Hundreds of Speyside residents have pledged their support to a campaign to have crash barriers installed at a notorious bend.
Activists have been calling for extra safety measures on the B9014 at Parkmore Brae since trees were felled, opening the possibility for cars to plunge down the steep slope.
Now a petition with nearly 700 names has been handed into Moray Council.
But the authority has resolutely stuck to the position that barriers are not needed.
The strength of feeling means the campaign could now be considered by councillors.
Dufftown Community Council secretary George Tulloch is hopeful their pleas could win their backing.
He said: “The fear is we could have a situation like what happened on the M9, where a car crashed and wasn’t found for days, especially at this time of year with icy roads.
“The railway at the bottom of the slope isn’t in operation every day and if a car went down there on Monday it could be the weekend before it’s found.
“A tragedy is bad enough but if your nearest and dearest are lying there for several days it doesn’t bear thinking about.”
Despite anecdotal stories from locals of crashes on the bends near Dufftown, Moray Council insists there is not a strong enough case for barriers to be installed.

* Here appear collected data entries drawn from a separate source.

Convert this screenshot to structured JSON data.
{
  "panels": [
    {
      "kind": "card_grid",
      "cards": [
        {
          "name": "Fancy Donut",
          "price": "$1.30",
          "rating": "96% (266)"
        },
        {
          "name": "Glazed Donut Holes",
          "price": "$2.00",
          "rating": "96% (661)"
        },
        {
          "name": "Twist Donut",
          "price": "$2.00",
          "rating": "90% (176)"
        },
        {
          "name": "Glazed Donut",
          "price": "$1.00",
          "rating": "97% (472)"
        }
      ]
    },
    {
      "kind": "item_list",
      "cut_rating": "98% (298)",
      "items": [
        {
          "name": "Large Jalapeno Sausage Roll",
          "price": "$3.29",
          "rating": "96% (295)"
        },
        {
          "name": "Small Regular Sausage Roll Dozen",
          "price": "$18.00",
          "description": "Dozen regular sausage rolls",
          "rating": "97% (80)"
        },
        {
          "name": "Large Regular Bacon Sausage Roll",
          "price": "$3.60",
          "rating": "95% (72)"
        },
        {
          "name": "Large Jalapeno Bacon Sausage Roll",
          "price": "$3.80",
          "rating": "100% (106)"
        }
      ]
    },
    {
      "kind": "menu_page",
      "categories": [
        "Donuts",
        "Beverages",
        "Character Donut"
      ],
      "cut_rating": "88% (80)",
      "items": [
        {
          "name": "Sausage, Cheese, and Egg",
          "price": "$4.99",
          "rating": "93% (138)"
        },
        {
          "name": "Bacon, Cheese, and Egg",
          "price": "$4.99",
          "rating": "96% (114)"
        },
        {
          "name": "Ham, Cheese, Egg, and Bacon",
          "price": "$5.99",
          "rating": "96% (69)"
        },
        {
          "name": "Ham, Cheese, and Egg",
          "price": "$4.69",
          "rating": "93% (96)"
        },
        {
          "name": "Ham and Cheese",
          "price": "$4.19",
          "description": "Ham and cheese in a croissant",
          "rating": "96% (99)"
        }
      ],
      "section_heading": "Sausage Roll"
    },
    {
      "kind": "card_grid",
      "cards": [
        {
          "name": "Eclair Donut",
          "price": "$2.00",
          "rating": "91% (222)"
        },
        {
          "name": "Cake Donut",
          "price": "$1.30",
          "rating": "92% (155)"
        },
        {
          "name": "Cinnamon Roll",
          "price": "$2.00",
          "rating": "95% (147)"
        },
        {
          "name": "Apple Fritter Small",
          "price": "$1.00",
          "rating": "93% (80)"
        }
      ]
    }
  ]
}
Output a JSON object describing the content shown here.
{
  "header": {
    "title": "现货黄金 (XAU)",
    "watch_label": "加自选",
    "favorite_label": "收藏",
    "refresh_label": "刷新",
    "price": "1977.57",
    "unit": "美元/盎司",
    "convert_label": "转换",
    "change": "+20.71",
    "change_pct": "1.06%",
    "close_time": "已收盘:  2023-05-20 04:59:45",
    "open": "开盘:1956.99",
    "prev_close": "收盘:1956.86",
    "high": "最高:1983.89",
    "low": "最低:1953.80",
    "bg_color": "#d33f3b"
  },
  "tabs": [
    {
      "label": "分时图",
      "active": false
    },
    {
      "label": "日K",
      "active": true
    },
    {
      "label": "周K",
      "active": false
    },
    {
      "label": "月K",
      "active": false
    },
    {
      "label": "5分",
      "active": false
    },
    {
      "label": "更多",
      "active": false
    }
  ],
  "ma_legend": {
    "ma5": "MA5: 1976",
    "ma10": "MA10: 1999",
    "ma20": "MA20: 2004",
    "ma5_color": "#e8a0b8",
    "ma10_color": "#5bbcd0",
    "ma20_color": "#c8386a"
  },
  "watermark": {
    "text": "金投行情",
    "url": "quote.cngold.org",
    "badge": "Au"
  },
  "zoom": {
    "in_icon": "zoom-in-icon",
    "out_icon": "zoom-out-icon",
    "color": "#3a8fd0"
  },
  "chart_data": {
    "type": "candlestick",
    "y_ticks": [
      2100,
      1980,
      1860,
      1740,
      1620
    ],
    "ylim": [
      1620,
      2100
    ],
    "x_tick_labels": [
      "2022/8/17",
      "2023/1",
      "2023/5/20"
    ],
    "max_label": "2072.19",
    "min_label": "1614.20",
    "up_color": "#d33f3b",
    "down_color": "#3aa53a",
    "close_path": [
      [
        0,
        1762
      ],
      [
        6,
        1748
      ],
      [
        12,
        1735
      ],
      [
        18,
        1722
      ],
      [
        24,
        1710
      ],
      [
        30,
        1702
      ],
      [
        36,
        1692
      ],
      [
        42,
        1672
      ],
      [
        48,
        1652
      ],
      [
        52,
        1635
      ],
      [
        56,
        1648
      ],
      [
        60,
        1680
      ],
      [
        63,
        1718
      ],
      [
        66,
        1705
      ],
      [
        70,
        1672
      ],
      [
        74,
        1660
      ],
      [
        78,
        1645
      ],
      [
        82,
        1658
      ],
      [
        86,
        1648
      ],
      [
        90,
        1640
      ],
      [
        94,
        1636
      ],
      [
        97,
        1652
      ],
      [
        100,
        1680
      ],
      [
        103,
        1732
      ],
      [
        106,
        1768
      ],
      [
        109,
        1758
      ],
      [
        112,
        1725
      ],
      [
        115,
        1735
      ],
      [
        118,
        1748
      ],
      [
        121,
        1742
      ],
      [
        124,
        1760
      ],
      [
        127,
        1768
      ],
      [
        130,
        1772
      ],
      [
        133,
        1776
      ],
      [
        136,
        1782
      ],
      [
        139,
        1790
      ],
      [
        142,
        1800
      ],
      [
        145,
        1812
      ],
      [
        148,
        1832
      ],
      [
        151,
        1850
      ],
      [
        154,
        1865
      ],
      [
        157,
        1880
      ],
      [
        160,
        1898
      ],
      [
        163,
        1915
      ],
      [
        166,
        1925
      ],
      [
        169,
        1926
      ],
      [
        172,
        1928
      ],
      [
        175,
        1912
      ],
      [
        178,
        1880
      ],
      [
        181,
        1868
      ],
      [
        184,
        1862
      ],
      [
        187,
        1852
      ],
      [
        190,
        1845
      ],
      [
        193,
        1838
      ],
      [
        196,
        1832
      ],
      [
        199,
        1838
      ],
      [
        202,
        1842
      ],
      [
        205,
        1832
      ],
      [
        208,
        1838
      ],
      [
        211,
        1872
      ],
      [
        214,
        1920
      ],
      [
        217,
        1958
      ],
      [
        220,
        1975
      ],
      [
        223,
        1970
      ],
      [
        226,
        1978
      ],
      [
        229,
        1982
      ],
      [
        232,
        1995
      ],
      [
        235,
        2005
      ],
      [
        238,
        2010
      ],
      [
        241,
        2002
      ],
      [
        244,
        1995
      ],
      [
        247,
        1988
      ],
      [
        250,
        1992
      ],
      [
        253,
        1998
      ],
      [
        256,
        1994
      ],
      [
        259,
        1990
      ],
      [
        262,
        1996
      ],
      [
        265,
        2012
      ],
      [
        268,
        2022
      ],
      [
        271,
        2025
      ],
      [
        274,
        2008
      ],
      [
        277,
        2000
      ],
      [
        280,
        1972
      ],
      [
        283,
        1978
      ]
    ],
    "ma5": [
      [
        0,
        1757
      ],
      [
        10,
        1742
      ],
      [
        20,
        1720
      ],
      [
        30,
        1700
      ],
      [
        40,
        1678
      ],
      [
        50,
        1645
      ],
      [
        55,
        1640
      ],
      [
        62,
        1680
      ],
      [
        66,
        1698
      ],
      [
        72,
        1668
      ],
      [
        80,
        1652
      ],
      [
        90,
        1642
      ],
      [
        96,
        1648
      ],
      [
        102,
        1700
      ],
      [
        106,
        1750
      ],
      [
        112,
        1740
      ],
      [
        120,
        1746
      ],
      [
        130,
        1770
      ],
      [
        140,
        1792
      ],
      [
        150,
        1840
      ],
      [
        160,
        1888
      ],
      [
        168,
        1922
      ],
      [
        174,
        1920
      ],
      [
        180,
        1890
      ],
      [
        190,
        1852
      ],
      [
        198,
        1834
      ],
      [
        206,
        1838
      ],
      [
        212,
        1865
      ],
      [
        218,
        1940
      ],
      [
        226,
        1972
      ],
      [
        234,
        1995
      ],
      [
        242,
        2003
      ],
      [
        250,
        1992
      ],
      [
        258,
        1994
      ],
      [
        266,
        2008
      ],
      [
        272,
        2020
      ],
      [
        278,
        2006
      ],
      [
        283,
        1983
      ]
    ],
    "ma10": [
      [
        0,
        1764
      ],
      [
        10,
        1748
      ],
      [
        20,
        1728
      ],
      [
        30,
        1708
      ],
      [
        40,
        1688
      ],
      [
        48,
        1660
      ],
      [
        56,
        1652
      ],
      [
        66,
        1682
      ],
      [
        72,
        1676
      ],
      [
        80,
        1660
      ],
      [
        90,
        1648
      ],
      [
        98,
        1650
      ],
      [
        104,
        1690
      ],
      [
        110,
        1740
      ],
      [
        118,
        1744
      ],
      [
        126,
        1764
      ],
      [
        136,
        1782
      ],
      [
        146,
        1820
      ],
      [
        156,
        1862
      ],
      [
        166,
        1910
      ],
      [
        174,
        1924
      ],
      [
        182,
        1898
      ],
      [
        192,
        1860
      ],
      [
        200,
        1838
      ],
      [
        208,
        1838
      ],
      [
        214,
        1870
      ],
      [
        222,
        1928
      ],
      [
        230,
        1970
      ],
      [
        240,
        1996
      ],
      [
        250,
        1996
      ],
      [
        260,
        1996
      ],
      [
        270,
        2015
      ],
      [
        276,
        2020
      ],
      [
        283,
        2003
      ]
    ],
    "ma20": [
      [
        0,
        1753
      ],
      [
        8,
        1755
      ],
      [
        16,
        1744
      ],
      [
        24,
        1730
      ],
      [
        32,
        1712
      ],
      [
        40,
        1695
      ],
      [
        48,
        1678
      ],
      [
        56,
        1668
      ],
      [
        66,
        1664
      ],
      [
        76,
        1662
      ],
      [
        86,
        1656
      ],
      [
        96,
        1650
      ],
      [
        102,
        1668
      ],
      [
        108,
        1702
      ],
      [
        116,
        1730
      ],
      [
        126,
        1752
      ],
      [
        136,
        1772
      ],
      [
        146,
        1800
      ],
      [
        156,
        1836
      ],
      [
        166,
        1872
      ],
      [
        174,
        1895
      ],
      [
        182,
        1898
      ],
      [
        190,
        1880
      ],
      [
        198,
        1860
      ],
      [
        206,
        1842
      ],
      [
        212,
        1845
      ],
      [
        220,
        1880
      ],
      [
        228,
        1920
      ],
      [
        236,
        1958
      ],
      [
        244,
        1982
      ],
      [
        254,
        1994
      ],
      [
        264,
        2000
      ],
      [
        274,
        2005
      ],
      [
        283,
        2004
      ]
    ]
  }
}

The authority has already issued warnings to encourage drivers to slow down when approaching the corner, which is on the main route between the Speyside town and Keith.
Mr Tulloch added: “There’s a history of accidents in that section. I don’t know whether it’s not being reported or if it’s spread along a longer section but I’ve heard several complaints.”
Residents from Dufftown and the surrounding area were quick to pledge their support to the cause when the petition was put in shops and businesses.
Moray MSP Richard Lochhead has praised the efforts of locals in collecting the signatures and urged the council to think again about adding more safety features.
He said: “Knowing the road well, I have been vocal in my support for the community’s campaign and have raised this issue on a number of occasions with the council’s chief executive and with the local police.
“To have gathered nearly 700 signatures shows the strength of feeling in the community and I would urge those involved in considering their petition to take on board the views of the public and those who regularly use this road.”
Yesterday a spokesman for Moray Council insisted their position had not changed and said they did not believe safety barriers were needed at the bend.
He said: “We have received a petition from Dufftown and District Community Council and it will be considered in line with our agreed procedures for dealing with petitions.”